At the time those cases were decided, however, the relevant statute provided that “in the case of every felony, every principal in the second degree, and every accessory before the fact, shall be punishable as if he were the principal in the first degree.” Thornton at 669. The decisions in Thornton and Hatchett were based *669upon the substantive difference the Court noted between the Virginia statute and the English statute which provided that “if any person shall become an accessory before the fact to any felony . . . such person may be indicted, tried, convicted and punished, in all respects as if he were a principal felon.” Thornton at 670. Both Courts decided that, while the English statute was broad enough to abolish the distinction between a principal in the second degree and an accessory before the fact, the Virginia statute did not go so far.

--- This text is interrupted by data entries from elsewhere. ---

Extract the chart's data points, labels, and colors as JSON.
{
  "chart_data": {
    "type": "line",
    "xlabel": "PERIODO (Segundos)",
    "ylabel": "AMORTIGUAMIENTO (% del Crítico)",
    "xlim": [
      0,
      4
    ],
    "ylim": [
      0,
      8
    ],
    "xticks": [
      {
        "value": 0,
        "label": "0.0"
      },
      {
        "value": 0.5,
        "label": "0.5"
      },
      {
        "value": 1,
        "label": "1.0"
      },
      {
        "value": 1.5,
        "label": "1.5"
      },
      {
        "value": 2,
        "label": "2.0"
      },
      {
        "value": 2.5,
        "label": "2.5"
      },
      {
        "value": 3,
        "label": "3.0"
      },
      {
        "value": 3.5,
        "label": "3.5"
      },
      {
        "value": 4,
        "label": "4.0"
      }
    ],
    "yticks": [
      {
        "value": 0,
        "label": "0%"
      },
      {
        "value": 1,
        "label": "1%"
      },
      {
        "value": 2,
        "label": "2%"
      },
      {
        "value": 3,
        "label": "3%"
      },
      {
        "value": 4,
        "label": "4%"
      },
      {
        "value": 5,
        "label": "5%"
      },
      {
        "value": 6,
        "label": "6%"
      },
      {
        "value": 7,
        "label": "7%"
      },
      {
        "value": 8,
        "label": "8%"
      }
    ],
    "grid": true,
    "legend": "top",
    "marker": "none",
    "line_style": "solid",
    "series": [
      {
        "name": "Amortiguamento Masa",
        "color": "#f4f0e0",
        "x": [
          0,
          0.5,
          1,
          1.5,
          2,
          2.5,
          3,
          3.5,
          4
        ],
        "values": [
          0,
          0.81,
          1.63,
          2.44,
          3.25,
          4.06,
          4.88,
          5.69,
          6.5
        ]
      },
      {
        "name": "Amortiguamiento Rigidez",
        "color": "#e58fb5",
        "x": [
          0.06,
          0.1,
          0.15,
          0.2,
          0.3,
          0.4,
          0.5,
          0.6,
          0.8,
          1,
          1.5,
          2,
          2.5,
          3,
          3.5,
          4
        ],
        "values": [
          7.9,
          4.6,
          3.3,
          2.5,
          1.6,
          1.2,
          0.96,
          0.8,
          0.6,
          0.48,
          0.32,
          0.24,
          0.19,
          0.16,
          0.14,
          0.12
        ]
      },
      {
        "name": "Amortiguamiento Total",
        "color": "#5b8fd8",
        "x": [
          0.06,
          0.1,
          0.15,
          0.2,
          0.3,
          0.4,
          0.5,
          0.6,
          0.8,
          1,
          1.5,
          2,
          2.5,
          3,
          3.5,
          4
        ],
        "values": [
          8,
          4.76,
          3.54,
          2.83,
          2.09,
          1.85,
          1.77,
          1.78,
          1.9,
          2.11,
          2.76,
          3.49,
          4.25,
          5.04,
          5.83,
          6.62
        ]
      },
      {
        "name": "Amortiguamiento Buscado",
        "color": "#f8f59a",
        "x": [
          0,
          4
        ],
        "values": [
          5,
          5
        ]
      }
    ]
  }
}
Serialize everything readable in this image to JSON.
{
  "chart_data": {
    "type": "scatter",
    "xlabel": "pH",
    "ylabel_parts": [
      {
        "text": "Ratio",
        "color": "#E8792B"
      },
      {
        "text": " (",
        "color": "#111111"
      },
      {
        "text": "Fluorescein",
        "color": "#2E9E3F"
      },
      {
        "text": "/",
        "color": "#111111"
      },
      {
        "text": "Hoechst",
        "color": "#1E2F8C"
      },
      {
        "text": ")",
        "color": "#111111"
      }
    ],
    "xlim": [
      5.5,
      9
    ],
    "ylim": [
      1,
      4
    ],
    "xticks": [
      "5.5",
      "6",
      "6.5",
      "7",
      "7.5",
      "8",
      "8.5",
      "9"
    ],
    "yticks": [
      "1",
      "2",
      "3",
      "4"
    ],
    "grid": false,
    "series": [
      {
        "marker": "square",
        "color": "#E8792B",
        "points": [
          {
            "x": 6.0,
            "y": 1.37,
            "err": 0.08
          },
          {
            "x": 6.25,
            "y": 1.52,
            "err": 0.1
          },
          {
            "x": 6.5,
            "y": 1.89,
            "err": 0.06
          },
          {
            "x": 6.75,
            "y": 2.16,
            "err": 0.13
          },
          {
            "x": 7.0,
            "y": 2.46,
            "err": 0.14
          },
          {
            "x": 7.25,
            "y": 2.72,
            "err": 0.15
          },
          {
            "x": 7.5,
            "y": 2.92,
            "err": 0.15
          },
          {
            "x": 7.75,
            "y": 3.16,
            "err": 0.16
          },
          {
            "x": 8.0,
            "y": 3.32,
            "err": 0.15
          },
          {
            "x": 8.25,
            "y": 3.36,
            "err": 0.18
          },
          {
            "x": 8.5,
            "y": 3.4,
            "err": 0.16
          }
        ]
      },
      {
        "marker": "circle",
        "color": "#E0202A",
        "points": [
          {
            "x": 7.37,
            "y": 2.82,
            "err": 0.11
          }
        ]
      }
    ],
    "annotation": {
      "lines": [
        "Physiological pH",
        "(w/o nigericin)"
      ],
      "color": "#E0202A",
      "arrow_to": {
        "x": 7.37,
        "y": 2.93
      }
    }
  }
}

In 1936, the General Assembly amended the old statute. Acts 1936, c. 350. As amended, the statute, now Code § 18.2-18, provides that, in the case of every felony except a capital offense, “every principal in the second degree and every accessory before the fact may be indicted, tried, convicted and punished in all respects as if a principal in the first degree.” Since the amendment renders the Virginia statute substantially equivalent to the English statute, it is fair to conclude that the General Assembly, prompted by the opinions in Thornton and Hatchett, intended by the amendment to abolish the common-law distinction.
The distinction was based solely upon the presence of the accused at the commission of the crime. Two things equal to a third are equal to each other. If, as the legislature has provided, an accessory before the fact to a felony and a principal in the second degree can be indicted, convicted, and punished in all respects as a principal in the first degree, the common-law distinction is meaningless, presence is no longer relevant, and it is immaterial that Virginia Sutton was absent when the felony was committed.

 She was not a principal in the second degree because, as the majority notes, she “was in bed in another room” when the felony was committed and, so far as the record shows, was unaware of its occurrence.
At common law, constructive presence by a principal in the second degree meant active participation in some phase of the criminal activity as it was carried out. This contemporaneous participation in the context of an ongoing criminal event is what distinguishes the principal from the accessory before the fact.
State v. Thibodeau, 353 A.2d 595, 605-06 (Me. 1976) (emphasis in original).